Reduce the deficit. How could this be possible?  Even for the government to “get in” to the health-care business (as if they weren’t already, i.e. Medicare and Medicaid) it would cost an enormous amount just to set up all of the protocols and plans.  After you’ve set all that up you’ll have to implement the protocols which will rely heavily on manpower that will cost a lot of money.  Monitoring compliance and/or fraud will be a huge expense, too.  There is no way that a government plan could possibly reduce the deficit.

Keep your own insurance. Again, logic dictates that this will not likely be the case for the average American.  Once the government is providing a health insurance plan many companies will end up dumping their own insurance plans and tell their employees to buy the government plan because it will be cheaper for them and allow them to stay in business.  The only people who get to keep their plans are those that can afford it and the members of the U.S. Congress.

Promote choice of insurers. If choice is really that important, then the Democrats should be writing a bill that promotes portability without saddling the treasury with another entitlement program.  If it doesn’t work, only then should we talk about adding a government plan.

Help insurers provide better coverage. How is this possible?  Are they going to mandate better coverage?  If so, then they will definitely chase private insurance companies right out of business.
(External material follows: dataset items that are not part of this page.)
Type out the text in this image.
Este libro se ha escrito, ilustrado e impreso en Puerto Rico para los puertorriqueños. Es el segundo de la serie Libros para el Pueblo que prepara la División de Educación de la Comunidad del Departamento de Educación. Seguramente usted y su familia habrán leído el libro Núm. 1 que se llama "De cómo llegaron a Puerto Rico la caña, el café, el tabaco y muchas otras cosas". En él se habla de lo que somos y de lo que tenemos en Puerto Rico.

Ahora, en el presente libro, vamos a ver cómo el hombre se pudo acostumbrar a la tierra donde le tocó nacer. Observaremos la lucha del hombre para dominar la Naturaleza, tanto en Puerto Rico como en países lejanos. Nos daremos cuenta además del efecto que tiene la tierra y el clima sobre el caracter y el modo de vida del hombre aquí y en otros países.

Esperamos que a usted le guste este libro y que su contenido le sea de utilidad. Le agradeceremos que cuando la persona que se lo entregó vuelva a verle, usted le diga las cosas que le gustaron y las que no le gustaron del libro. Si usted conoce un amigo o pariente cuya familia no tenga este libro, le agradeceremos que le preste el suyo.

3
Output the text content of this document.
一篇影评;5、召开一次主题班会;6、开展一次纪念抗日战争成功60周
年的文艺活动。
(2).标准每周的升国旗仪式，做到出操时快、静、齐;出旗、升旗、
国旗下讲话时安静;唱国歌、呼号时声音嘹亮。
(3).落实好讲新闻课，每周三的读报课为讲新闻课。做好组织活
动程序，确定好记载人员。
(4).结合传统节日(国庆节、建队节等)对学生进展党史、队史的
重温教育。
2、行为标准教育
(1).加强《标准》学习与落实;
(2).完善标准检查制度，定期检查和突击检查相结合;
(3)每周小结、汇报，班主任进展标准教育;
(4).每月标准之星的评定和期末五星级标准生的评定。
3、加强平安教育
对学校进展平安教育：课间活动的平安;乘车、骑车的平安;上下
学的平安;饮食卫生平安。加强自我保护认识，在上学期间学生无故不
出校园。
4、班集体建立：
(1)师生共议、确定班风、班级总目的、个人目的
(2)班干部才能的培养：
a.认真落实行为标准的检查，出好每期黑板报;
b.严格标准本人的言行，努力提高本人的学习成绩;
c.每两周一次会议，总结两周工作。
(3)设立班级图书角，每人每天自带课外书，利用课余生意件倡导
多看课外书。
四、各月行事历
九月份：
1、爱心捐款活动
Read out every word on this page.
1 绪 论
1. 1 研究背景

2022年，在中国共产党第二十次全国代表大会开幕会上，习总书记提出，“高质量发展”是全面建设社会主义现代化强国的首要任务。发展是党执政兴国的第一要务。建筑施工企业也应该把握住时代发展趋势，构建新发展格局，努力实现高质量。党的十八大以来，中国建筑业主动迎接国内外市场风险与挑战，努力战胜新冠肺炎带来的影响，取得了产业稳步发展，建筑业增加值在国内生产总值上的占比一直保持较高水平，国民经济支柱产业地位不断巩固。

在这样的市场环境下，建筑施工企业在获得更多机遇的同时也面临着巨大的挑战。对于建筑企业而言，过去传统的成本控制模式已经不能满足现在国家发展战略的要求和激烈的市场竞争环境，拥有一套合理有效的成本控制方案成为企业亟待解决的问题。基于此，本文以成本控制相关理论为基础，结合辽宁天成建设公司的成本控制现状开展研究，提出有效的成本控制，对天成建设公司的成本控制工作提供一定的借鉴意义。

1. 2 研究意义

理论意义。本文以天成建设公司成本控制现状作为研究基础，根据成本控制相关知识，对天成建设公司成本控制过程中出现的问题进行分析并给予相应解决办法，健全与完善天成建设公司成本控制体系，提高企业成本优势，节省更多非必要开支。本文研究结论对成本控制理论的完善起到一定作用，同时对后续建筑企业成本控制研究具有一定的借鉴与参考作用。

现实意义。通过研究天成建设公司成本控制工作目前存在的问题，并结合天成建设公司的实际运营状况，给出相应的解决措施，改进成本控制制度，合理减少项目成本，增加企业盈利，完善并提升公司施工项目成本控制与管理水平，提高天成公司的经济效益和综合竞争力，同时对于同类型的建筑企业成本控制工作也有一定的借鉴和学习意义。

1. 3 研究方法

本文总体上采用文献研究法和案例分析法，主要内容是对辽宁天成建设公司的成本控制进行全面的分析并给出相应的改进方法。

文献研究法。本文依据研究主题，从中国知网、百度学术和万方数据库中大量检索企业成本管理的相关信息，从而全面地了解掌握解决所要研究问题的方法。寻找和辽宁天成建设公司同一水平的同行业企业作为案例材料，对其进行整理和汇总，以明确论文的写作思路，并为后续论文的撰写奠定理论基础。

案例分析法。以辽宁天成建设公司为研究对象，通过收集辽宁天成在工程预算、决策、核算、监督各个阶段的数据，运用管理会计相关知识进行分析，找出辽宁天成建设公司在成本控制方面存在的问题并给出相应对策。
Get the government out of decisions about care. This is the most laughable part of the whole paragraph.  The government has already meddled so much in the private medical affairs of individuals that it is not funny.  The very fact that government regulates and licenses hospitals and clinics makes them paramount in decisions about care.  I’m not suggesting a deregulation of the health care industry (although I’m not convinced it wouldn’t make things worse), but insurance companies and providers already shell out huge amount of money just to be in compliance with government regulations.  I imagine what Obama will safely say is that he himself will not personally phone in an order for your physician to follow.  Phew.

Of course, what hovers above any discussion of the government being involved in health-care is the fact that the government makes the rules.  How long will private insurance companies last against a competitor who also gets to make up the rules of the game?